Par exemple je vois bien que je n’apprendrai jamais l’escrime. Je ne saurai jamais, je n’aurai jamais cette pointe, aristocratique et bourgeoise, ce point, cette pointe uniponctuée. Ce battant, ces battements, ces repiquements incessants, infatigables dans un cercle idéal, (imaginaire), qui n’est pas si grand seulement qu’un anneau. Ces demandes et ces réponses si précipitées, si battantes, si instantanées. Si déliées, si fines. Cette conversation. Je sais très bien la baïonnette, au contraire, parce qu’elle est triangulaire, quadrangulaire, (c’est un tiers-point d’acier tout neuf, tout étincelant), parce qu’elle est au bout d’un fusil. Ça c’est une arme. Tous les bons souvenirs de cette année où nous en avons fait. C’en était ça une escrime. Quels commandements. Quelles voltes et virevoltes. Quel(s) assouplissements). Nous en avons respiré, de l’air. Quelles passes d’armes. Nous en avons encore le souvenir dans la mémoire des muscles des cuisses. Et je me serais si bien battu avec des armes du quinzième siècle. Ces armes étaient des outils, en effet, à peine dissimulés, à peine déguisés, à peine adaptés. Je ne saurai jamais faire des armes. Je me serais si bien battu avec ces anciennes armes. C’étaient des outils d’ouvriers et même de paysans, à peine habillés, les habillements de guerre, des bêches, des pelles et des pioches, des piques et des pics, des haches et des crocs, (au bout d’un bâton ça faisait la hallebarde), des cognées, des hachettes, des marteaux, (des masses d’armes), (c’était l’homme d’armes qui était l’enclume, et c’était l’homme d’armes qui était le forgeron). (Et c’était quelquefois l’homme d’armes qui était le marteau (dans Eviradnus). Il s’agissait en effet d’entrer dans le fer comme le paysan entre dans la terre, et dans le bois, le bûcheron, comme l’ouvrier entre dans le bois et dans le fer. Ou il s’agissait d’écraser le fer comme l’ouvrier assomme, comme l’ouvrier martèle, comme l’ouvrier écrase le fer. On se forge, comme dit l’autre, et ce n’était point seulement pour les besoins de la rime :
On se forge,On s’égorge,Par saint George !Par le roi !
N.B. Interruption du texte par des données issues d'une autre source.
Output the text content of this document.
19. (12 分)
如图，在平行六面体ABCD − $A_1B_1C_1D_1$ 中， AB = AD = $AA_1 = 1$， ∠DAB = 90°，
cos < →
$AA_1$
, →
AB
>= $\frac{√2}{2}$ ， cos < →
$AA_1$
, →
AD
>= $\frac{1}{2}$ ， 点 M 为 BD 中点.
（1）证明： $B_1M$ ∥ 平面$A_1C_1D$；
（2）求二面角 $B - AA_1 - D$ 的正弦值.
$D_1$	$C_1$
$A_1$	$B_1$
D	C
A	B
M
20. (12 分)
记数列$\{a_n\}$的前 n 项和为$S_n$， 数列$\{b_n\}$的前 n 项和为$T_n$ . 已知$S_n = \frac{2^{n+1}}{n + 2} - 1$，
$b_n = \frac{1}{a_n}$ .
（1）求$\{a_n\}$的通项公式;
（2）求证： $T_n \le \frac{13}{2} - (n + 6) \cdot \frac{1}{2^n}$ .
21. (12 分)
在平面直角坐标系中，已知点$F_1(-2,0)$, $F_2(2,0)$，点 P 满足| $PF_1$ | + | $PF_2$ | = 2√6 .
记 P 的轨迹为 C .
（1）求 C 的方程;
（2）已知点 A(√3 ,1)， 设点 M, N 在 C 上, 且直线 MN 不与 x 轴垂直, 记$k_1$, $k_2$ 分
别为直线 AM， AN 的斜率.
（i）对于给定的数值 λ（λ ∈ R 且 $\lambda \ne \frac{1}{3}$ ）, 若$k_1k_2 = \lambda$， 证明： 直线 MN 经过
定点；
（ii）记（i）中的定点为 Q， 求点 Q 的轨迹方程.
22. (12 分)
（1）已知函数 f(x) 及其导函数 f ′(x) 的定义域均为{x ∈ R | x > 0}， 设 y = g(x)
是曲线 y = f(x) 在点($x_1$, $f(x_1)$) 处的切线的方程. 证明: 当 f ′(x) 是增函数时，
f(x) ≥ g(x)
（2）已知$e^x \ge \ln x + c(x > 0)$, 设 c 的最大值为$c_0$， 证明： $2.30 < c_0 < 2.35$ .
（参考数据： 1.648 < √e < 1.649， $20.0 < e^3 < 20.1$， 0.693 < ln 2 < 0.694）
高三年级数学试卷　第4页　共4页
La cuirasse et le heaume était de fer et de cuir. De part et d’autre, ouvrier, paysan, homme d’armes, la peau même était de cuir. Les armes étaient des faux emmanchées. Un ouvrier valait un homme d’armes. Un homme d’œuvre valait un homme d’armes. Un homme valait un homme. Un paysan qui prenait sa faux, un artisan qui prenait son marteau n’était pas sensiblement inférieur à l’homme d’armes qui prenait sa masse d’armes. La masse de travail valait, pesait la masse d’armes. Un homme pesait un homme. Aujourd’hui un ouvrier ne travaille pas avec un fusil Le bel ou un canon de 95.
Ainsi par cette courbure, par ce courbement général déjà la terre penche mon front vers la terre. Quand je m’en vais déjà, les mains derrière le dos, mon parapluie sous le bras, le dos rond, je sens monter la courbure, suivant la terre, pensant à la terre. Je marcherai avec un bâton, comme les vieillards thébains, (ces autres paysans). Il ne faut pas m’en défendre. Il ne faut donc pas non plus que l’on m’en défende. Comme je ne m’en défends pas, ainsi que l’on ne m’en défende pas. Il y a deux bonnes raisons, au moins, pour que je ne m’en défende pas, pour que l’on ne m’en défende pas. Sans compter la troisième d’abord, c’est que d’être peuple, il n’y a encore que ça qui permette de n’être pas démocrate. La première suffît, c’est que ce serait parfaitement inutile. De telles défenses ne sont pas seulement impies, elles ne sont pas seulement fausses, elles ne sont pas seulement ingrates, elles ne sont pas seulement des défenses d’ingratitude, de telles défenses n’ont jamais servi à rien. Et elles ne sont pas seulement inutiles, elles ne sont pas seulement vaines. Elles sont sottes.
Elles sont doublement sottes. Sottes parce qu’elles sont inutiles. Et c’est déjà beaucoup. Sottes parce qu’elles sont condamnées. C’est plus que suffisant, c’est tout. Sottes aussi, en deuxième, et ce sera la deuxième raison, bien que la première suffise, et au-delà, sottes aussi parce qu’elles sont sottes. Parce qu’elles sont gauches. Dans de telles défenses on voit bien ce que l’on perd, on ne voit nullement ce que l’on gagnerait. On ne devient jamais qu’un bourgeois manqué, un bourgeois feint, un faux bourgeois, un bourgeois faux. Et on perd d’être un authentique paysan. On ne gagnerait jamais des qualités qui manquent, des vertus que l’on n’a pas. Et l’on perd ce que l’on a de meilleur, mettons que je veux dire le peu que nous avons de bon.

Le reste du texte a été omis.